Riguardo alle scelte testuali, metto qui in luce il disaccordo per la scelta di pubblicare l’imperfetto resonarent dei codici poziori, al v. 41 della Satira 1.8, scelto da De Vecchi, sulla scia di Lejay, per indicare azione prolungata, lo ‘sfondo sonoro’, contro il perfetto resonarint, dei codici deteriori e stampato dalla maggior parte degli editori (272). Gowers, da ultima (277), stampa resonarint, ribadendo la stranezza di un imperfetto dipendente dal presente memorem – e che è per giunta seguito da due perfetti – e aggiungendo come anche, poco sotto, l’effetto durativo della paura, causata dalle grida, sia espresso dal perfetto (v. 45, horruerim).
Per quanto riguarda la traduzione, l’autore si propone di riformulare il ritmo spondaico e dattilico dell’esametro latino e il risultato appare piuttosto vicino al ritmo del verso, mentre il lessico mostra la giusta disinvoltura, come si addice alla “conversazione” satirica.
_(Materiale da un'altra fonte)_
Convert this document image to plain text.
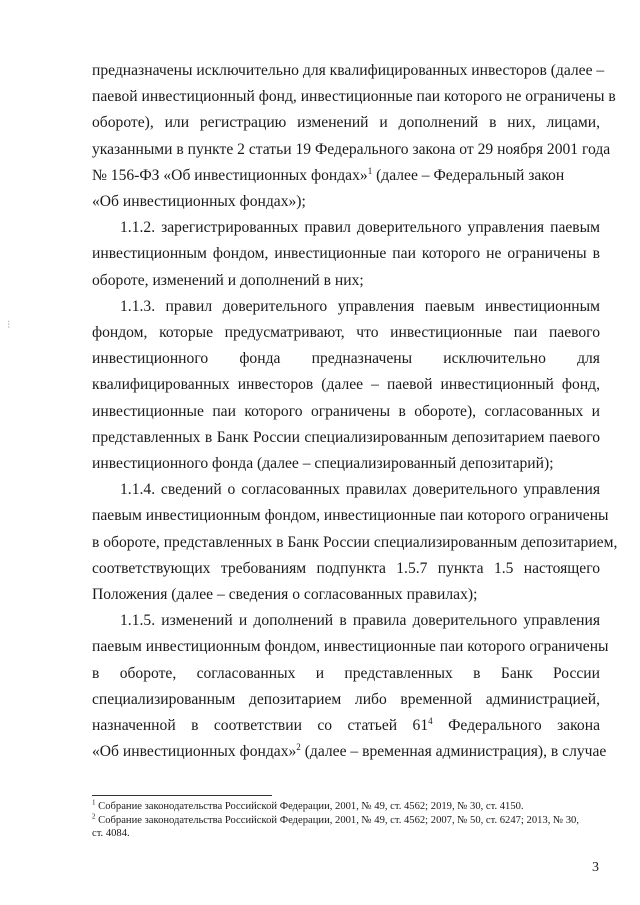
⁝
предназначены исключительно для квалифицированных инвесторов (далее –
паевой инвестиционный фонд, инвестиционные паи которого не ограничены в
обороте), или регистрацию изменений и дополнений в них, лицами,
указанными в пункте 2 статьи 19 Федерального закона от 29 ноября 2001 года
№ 156-ФЗ «Об инвестиционных фондах»$^1$ (далее – Федеральный закон
«Об инвестиционных фондах»);
1.1.2. зарегистрированных правил доверительного управления паевым
инвестиционным фондом, инвестиционные паи которого не ограничены в
обороте, изменений и дополнений в них;
1.1.3. правил доверительного управления паевым инвестиционным
фондом, которые предусматривают, что инвестиционные паи паевого
инвестиционного фонда предназначены исключительно для
квалифицированных инвесторов (далее – паевой инвестиционный фонд,
инвестиционные паи которого ограничены в обороте), согласованных и
представленных в Банк России специализированным депозитарием паевого
инвестиционного фонда (далее – специализированный депозитарий);
1.1.4. сведений о согласованных правилах доверительного управления
паевым инвестиционным фондом, инвестиционные паи которого ограничены
в обороте, представленных в Банк России специализированным депозитарием,
соответствующих требованиям подпункта 1.5.7 пункта 1.5 настоящего
Положения (далее – сведения о согласованных правилах);
1.1.5. изменений и дополнений в правила доверительного управления
паевым инвестиционным фондом, инвестиционные паи которого ограничены
в обороте, согласованных и представленных в Банк России
специализированным депозитарием либо временной администрацией,
назначенной в соответствии со статьей $61^4$ Федерального закона
«Об инвестиционных фондах»$^2$ (далее – временная администрация), в случае
$^1$ Собрание законодательства Российской Федерации, 2001, № 49, ст. 4562; 2019, № 30, ст. 4150.
$^2$ Собрание законодательства Российской Федерации, 2001, № 49, ст. 4562; 2007, № 50, ст. 6247; 2013, № 30,
ст. 4084.
3
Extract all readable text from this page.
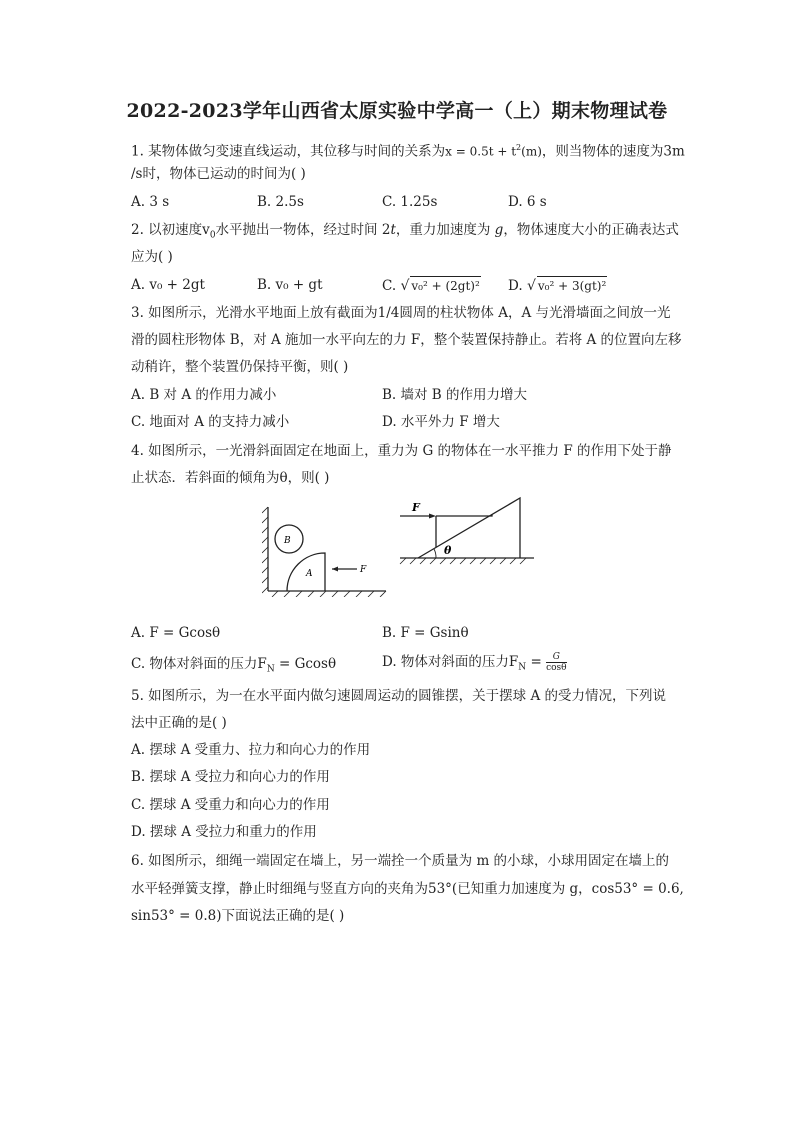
2022-2023学年山西省太原实验中学高一（上）期末物理试卷
1. 某物体做匀变速直线运动，其位移与时间的关系为$x = 0.5t + t^2(m)$，则当物体的速度为3m
/s时，物体已运动的时间为( )
A. 3 s	B. 2.5s	C. 1.25s	D. 6 s
2. 以初速度$v_0$水平抛出一物体，经过时间 2t，重力加速度为 g，物体速度大小的正确表达式
应为( )
A. v₀ + 2gt	B. v₀ + gt	C. √ v₀² + (2gt)² D. √ v₀² + 3(gt)²
3. 如图所示，光滑水平地面上放有截面为1/4圆周的柱状物体 A，A 与光滑墙面之间放一光
滑的圆柱形物体 B，对 A 施加一水平向左的力 F，整个装置保持静止。若将 A 的位置向左移
动稍许，整个装置仍保持平衡，则( )
A. B 对 A 的作用力减小	B. 墙对 B 的作用力增大
C. 地面对 A 的支持力减小	D. 水平外力 F 增大
4. 如图所示，一光滑斜面固定在地面上，重力为 G 的物体在一水平推力 F 的作用下处于静
止状态．若斜面的倾角为θ，则( )
B
A	F
F
θ
A. F = Gcosθ	B. F = Gsinθ
C. 物体对斜面的压力$F_N = Gcos\theta$	D. 物体对斜面的压力$F_N = \frac{G}{\cos\theta}$
5. 如图所示，为一在水平面内做匀速圆周运动的圆锥摆，关于摆球 A 的受力情况，下列说
法中正确的是( )
A. 摆球 A 受重力、拉力和向心力的作用
B. 摆球 A 受拉力和向心力的作用
C. 摆球 A 受重力和向心力的作用
D. 摆球 A 受拉力和重力的作用
6. 如图所示，细绳一端固定在墙上，另一端拴一个质量为 m 的小球，小球用固定在墙上的
水平轻弹簧支撑，静止时细绳与竖直方向的夹角为53°(已知重力加速度为 g，cos53° = 0.6,
sin53° = 0.8)下面说法正确的是( )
Propongo qui lo specimen di 1.2.28 ss.:
«non c’è misura. Qualcuno schifa il contatto con le donne / alle quali una fascia in fondo alla veste non copra i talloni; / e un altro la vuole in attesa dentro un bordello fetente. / Mentre uno, famoso, usciva da un bordello, ‘Sia lode / alla tua virtù’ Catone si espresse in sublime sentenza; / ‘Infatti, quando libidine turpe ha gonfiato le vene, / è bene che i giovani scendan qua sotto, e non che le mogli / degli altri si sbattano’. ‘Lungi da me una simile / lode’, così Cupiennio, amante di vulve col velo».
In conclusione, De Vecchi sembra voler stabilire un fitto dialogo con la voce di Orazio, offrendo agli studenti di Licei e Università una prospettiva sui Sermones chiara, articolata e non priva di originalità. Per chiosare la sapiente rinuncia a forzare la spesso difficile interpretazione testuale, basti la conclusione del commento a 1.5 in cui, alle domande che il lettore potrebbe porsi, si legge: ‘Orazio stesso ci dà la consueta risposta a simili domande: nil equidem, «nulla davvero» (2.6.53)’.
Notes
1. M. Labate, La satira di Orazio: morfologia di un genere irrequieto, in Id. (a cura di), Orazio. Satire, Milano 1981.
2. C. Martindale, Introduction, in D. Hopkins-C. Martindale (edd.), Horace Made New: Horatian Influences on British Writing from the Renaissance to the Twentieth Century, Cambridge 1993, pp. 1-26.